KARACHI: As Turkey and the European Union reached a 3.3-billion-euro agreement to regulate the ongoing flow of refugees this week, the crisis poses a completely different challenge in Europe. There is division among EU member states, a majority of which are considering whether to accommodate refugees at all. This week Macedonia shut its border with Greece and blocked the Balkan route in its north. Croatia and Serbia followed suit soon afterwards, saying they could not accommodate refugees or migrants.

As 13,000 migrants are left stranded near the Macedonian-Greek border, a senior research fellow at Karachi University’s Area Study Centre for Europe, Sajjad Ahmad, wondered at a workshop on Thursday whether the refugees were seen as a security challenge in Europe, making it a matter of integration for those being accommodated. And how can Europe deal with the situation without a coherent and uniform policy?

“While the EU states are signatory to the Geneva Convention of 1951 on the protection of refugees, they are not bound to take migrants,” he argued. Migration policies of states might differ, he said, depending on whether a state actually needed migrants or not.

There is migration towards Europe, but the migrants coming from Eastern Europe and in some cases even from Pakistan are moving there to seek a better life, “whereas Syrians and Iraqis are the actual refugees escaping war and mayhem back home”.

He argued that in the current scenario, the refugees from Iraq and Syria had only a narrow chance of getting involved in terrorism, but European countries felt threatened that the militant Islamic State group and Al Qaeda affiliates might join the refugees and enter their borders.

An assistant professor at the Habib University, Dr Severine Minot, said “the term crisis needs to be clarified and defined”. She said Europe received a “steady inflow of legitimate or legally admitted immigrants estimated at 1.4 million per year from 2010 to 2013”. Syria, Afghanistan, Kosovo, Iraq, Albania, Pakistan, Eritrea, Nigeria, Serbia and Ukraine were the top 10 countries of origin of asylum seekers in Europe.

Quoting from Eurostat, 2016, she said the “number of first-time asylum seekers in Europe steadily increased from 259,400 in 2010 to 431,090 in 2013 and from 625,960 in 2014 to 1,117,330 by September 2015”.

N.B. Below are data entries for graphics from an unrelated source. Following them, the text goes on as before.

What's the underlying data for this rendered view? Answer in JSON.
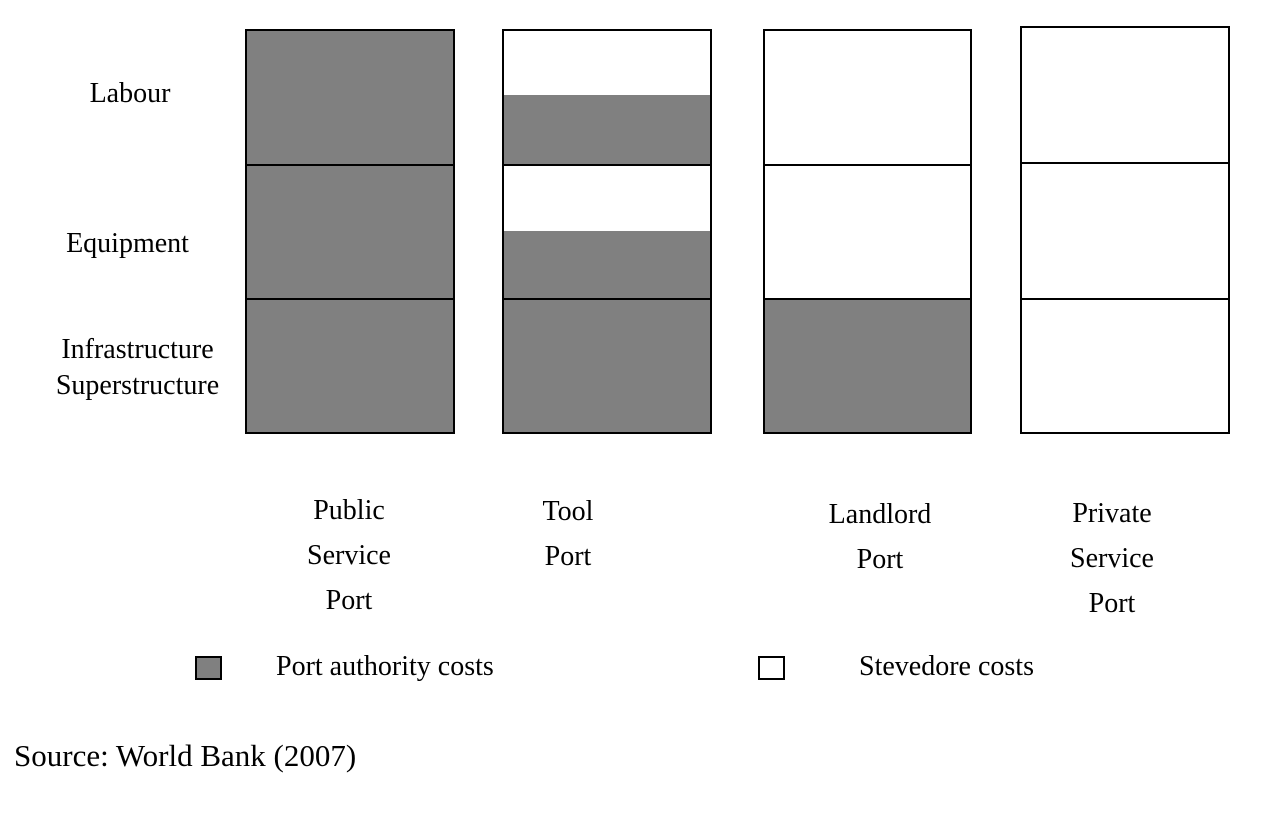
{
  "colors": {
    "port_authority": "#808080",
    "stevedore": "#ffffff",
    "border": "#000000"
  },
  "rows": {
    "labour": "Labour",
    "equipment": "Equipment",
    "infrastructure_line1": "Infrastructure",
    "infrastructure_line2": "Superstructure"
  },
  "columns": [
    {
      "label_lines": [
        "Public",
        "Service",
        "Port"
      ],
      "labour": "port_authority",
      "equipment": "port_authority",
      "infrastructure": "port_authority"
    },
    {
      "label_lines": [
        "Tool",
        "Port"
      ],
      "labour": "mixed",
      "equipment": "mixed",
      "infrastructure": "port_authority"
    },
    {
      "label_lines": [
        "Landlord",
        "Port"
      ],
      "labour": "stevedore",
      "equipment": "stevedore",
      "infrastructure": "port_authority"
    },
    {
      "label_lines": [
        "Private",
        "Service",
        "Port"
      ],
      "labour": "stevedore",
      "equipment": "stevedore",
      "infrastructure": "stevedore"
    }
  ],
  "legend": {
    "port_authority": "Port authority costs",
    "stevedore": "Stevedore costs"
  },
  "source": "Source: World Bank (2007)"
}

The numbers increased steadily due to the war in Syria, ongoing insurgencies in Iraq and Afghanistan and economic pressures in Kosovo and Albania. In 2015, the number of first-time asylum seekers doubled from the previous year which she said “would put pressure on any administrative system to deliver basic amenities such as housing, clothing, furniture to education and healthcare among the people”.

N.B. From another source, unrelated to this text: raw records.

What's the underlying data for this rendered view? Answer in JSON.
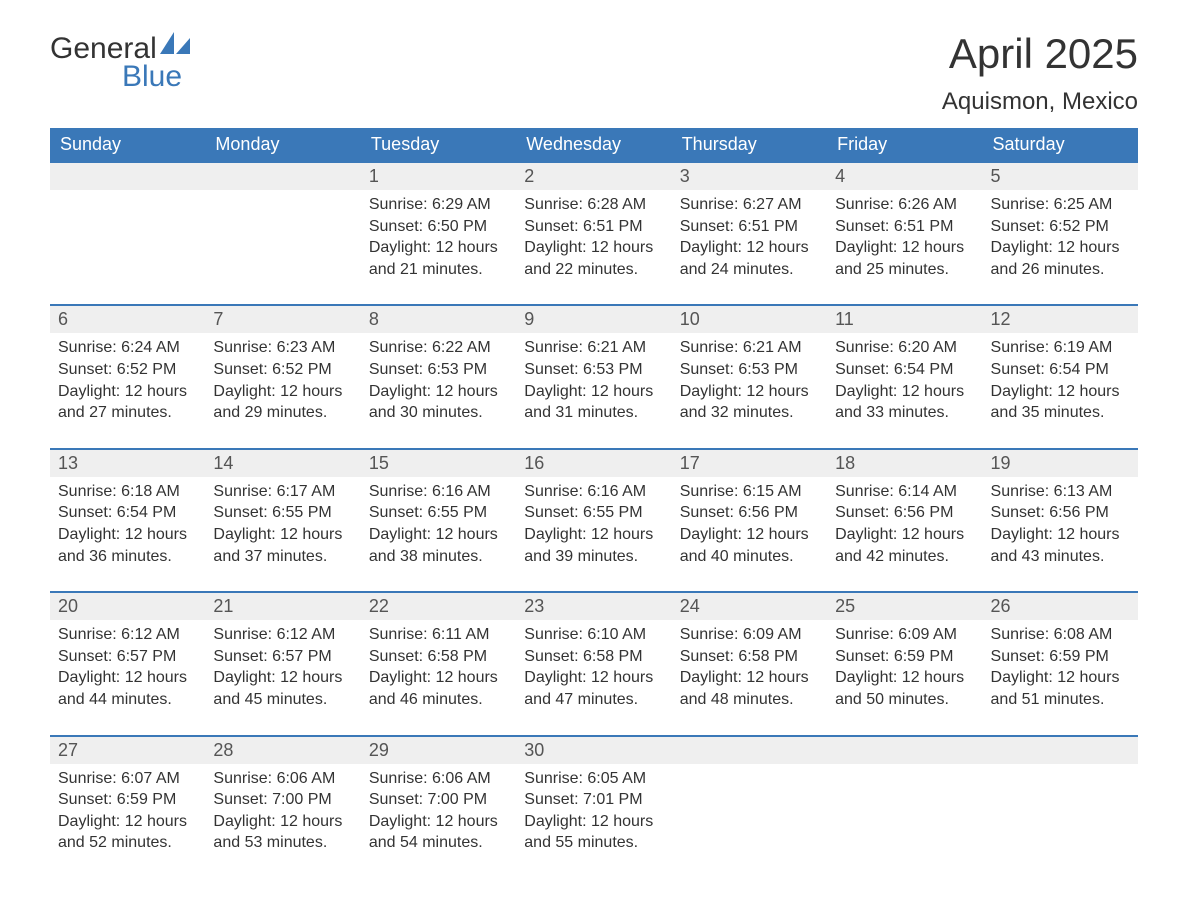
{
  "logo": {
    "text_top": "General",
    "text_bottom": "Blue",
    "accent_color": "#3a78b8"
  },
  "title": "April 2025",
  "location": "Aquismon, Mexico",
  "colors": {
    "header_bg": "#3a78b8",
    "header_text": "#ffffff",
    "daynum_bg": "#efefef",
    "body_text": "#333333",
    "border": "#3a78b8"
  },
  "typography": {
    "title_fontsize": 42,
    "location_fontsize": 24,
    "weekday_fontsize": 18,
    "daynum_fontsize": 18,
    "cell_fontsize": 16
  },
  "weekdays": [
    "Sunday",
    "Monday",
    "Tuesday",
    "Wednesday",
    "Thursday",
    "Friday",
    "Saturday"
  ],
  "labels": {
    "sunrise": "Sunrise:",
    "sunset": "Sunset:",
    "daylight": "Daylight:"
  },
  "grid_start_weekday": 0,
  "first_day_weekday": 2,
  "days": [
    {
      "n": 1,
      "sunrise": "6:29 AM",
      "sunset": "6:50 PM",
      "daylight": "12 hours and 21 minutes."
    },
    {
      "n": 2,
      "sunrise": "6:28 AM",
      "sunset": "6:51 PM",
      "daylight": "12 hours and 22 minutes."
    },
    {
      "n": 3,
      "sunrise": "6:27 AM",
      "sunset": "6:51 PM",
      "daylight": "12 hours and 24 minutes."
    },
    {
      "n": 4,
      "sunrise": "6:26 AM",
      "sunset": "6:51 PM",
      "daylight": "12 hours and 25 minutes."
    },
    {
      "n": 5,
      "sunrise": "6:25 AM",
      "sunset": "6:52 PM",
      "daylight": "12 hours and 26 minutes."
    },
    {
      "n": 6,
      "sunrise": "6:24 AM",
      "sunset": "6:52 PM",
      "daylight": "12 hours and 27 minutes."
    },
    {
      "n": 7,
      "sunrise": "6:23 AM",
      "sunset": "6:52 PM",
      "daylight": "12 hours and 29 minutes."
    },
    {
      "n": 8,
      "sunrise": "6:22 AM",
      "sunset": "6:53 PM",
      "daylight": "12 hours and 30 minutes."
    },
    {
      "n": 9,
      "sunrise": "6:21 AM",
      "sunset": "6:53 PM",
      "daylight": "12 hours and 31 minutes."
    },
    {
      "n": 10,
      "sunrise": "6:21 AM",
      "sunset": "6:53 PM",
      "daylight": "12 hours and 32 minutes."
    },
    {
      "n": 11,
      "sunrise": "6:20 AM",
      "sunset": "6:54 PM",
      "daylight": "12 hours and 33 minutes."
    },
    {
      "n": 12,
      "sunrise": "6:19 AM",
      "sunset": "6:54 PM",
      "daylight": "12 hours and 35 minutes."
    },
    {
      "n": 13,
      "sunrise": "6:18 AM",
      "sunset": "6:54 PM",
      "daylight": "12 hours and 36 minutes."
    },
    {
      "n": 14,
      "sunrise": "6:17 AM",
      "sunset": "6:55 PM",
      "daylight": "12 hours and 37 minutes."
    },
    {
      "n": 15,
      "sunrise": "6:16 AM",
      "sunset": "6:55 PM",
      "daylight": "12 hours and 38 minutes."
    },
    {
      "n": 16,
      "sunrise": "6:16 AM",
      "sunset": "6:55 PM",
      "daylight": "12 hours and 39 minutes."
    },
    {
      "n": 17,
      "sunrise": "6:15 AM",
      "sunset": "6:56 PM",
      "daylight": "12 hours and 40 minutes."
    },
    {
      "n": 18,
      "sunrise": "6:14 AM",
      "sunset": "6:56 PM",
      "daylight": "12 hours and 42 minutes."
    },
    {
      "n": 19,
      "sunrise": "6:13 AM",
      "sunset": "6:56 PM",
      "daylight": "12 hours and 43 minutes."
    },
    {
      "n": 20,
      "sunrise": "6:12 AM",
      "sunset": "6:57 PM",
      "daylight": "12 hours and 44 minutes."
    },
    {
      "n": 21,
      "sunrise": "6:12 AM",
      "sunset": "6:57 PM",
      "daylight": "12 hours and 45 minutes."
    },
    {
      "n": 22,
      "sunrise": "6:11 AM",
      "sunset": "6:58 PM",
      "daylight": "12 hours and 46 minutes."
    },
    {
      "n": 23,
      "sunrise": "6:10 AM",
      "sunset": "6:58 PM",
      "daylight": "12 hours and 47 minutes."
    },
    {
      "n": 24,
      "sunrise": "6:09 AM",
      "sunset": "6:58 PM",
      "daylight": "12 hours and 48 minutes."
    },
    {
      "n": 25,
      "sunrise": "6:09 AM",
      "sunset": "6:59 PM",
      "daylight": "12 hours and 50 minutes."
    },
    {
      "n": 26,
      "sunrise": "6:08 AM",
      "sunset": "6:59 PM",
      "daylight": "12 hours and 51 minutes."
    },
    {
      "n": 27,
      "sunrise": "6:07 AM",
      "sunset": "6:59 PM",
      "daylight": "12 hours and 52 minutes."
    },
    {
      "n": 28,
      "sunrise": "6:06 AM",
      "sunset": "7:00 PM",
      "daylight": "12 hours and 53 minutes."
    },
    {
      "n": 29,
      "sunrise": "6:06 AM",
      "sunset": "7:00 PM",
      "daylight": "12 hours and 54 minutes."
    },
    {
      "n": 30,
      "sunrise": "6:05 AM",
      "sunset": "7:01 PM",
      "daylight": "12 hours and 55 minutes."
    }
  ]
}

The biggest implication was the rise of the political right along with the xenophobic segments of the European population, she added. The Charlie Hebdo massacre in 2015 along with the more recent terrorist attacks in Paris, she said, were seen as a pan-European security threat. “Indeed, the European immigration crisis is specifically a refugee crisis and one that is intricately related to human trafficking, illegal immigration and not just confined to Europe,” she argued.

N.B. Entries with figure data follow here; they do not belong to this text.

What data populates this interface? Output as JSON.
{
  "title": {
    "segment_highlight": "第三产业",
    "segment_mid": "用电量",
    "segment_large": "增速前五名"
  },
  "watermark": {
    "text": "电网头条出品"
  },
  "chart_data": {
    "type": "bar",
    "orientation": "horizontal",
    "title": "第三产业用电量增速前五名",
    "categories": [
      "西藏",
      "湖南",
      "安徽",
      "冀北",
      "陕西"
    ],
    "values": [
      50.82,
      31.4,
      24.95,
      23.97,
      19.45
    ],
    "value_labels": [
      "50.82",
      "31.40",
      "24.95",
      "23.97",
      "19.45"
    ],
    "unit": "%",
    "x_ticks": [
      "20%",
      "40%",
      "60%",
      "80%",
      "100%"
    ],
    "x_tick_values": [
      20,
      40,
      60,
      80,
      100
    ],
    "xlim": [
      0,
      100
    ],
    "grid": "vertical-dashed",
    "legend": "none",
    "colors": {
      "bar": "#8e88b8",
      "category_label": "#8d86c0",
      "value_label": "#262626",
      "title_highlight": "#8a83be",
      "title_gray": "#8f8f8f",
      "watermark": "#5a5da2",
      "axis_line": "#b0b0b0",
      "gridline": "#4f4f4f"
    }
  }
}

According to the statistics shared by Dr Minot, Turkey is home to approximately 2.75 million refugees. Out of them, 2.5m are from Syria — which is higher than any other country in the world.

She said reports in the western media claimed that oil-rich countries in the Gulf were not hosting refugees, adding that at present “there are two to three million Syrians in Gulf countries who are not counted as refugees or part of the statistics of United Nations High Commissioner for Refugees (UNHCR) as they are classified as Arab brothers and sisters in distress”. However, she said, the “claim cannot be conclusively verified”.

Dr Minot added that Germans showed remarkable political will by taking in 1.1m asylum seekers in 2015. “Angela Merkel has strongly called for European collaboration in tackling the crisis by distributing the burden evenly. It was a brave political move by Germany but also a high-risk manoeuvre considering the limited housing capacity for the asylum seekers,” she concluded.

Contrary to Germany, there had been a war-like rhetoric in Hungary, said Dora Gunsberger, research fellow at the Area Study Centre for Europe. Unlike Germany, the anti-immigration propaganda began in January 2015, followed by a National Consultation on Immigration and Terrorism in April and a billboard campaign in June, she said.

“Some hasty actions were further taken between June and November, where illegal border crossing amounts to a prison sentence of up to eight years now and deportation with a bar on re-entry,” she added.

She said the Human Rights Watch recently noted that these legal measures made it “nearly impossible for asylum seekers to get protection in Hungary”.

The fear of immigration has grown in Hungary as EU tries to tackle one of the biggest challenges it has faced since World War II.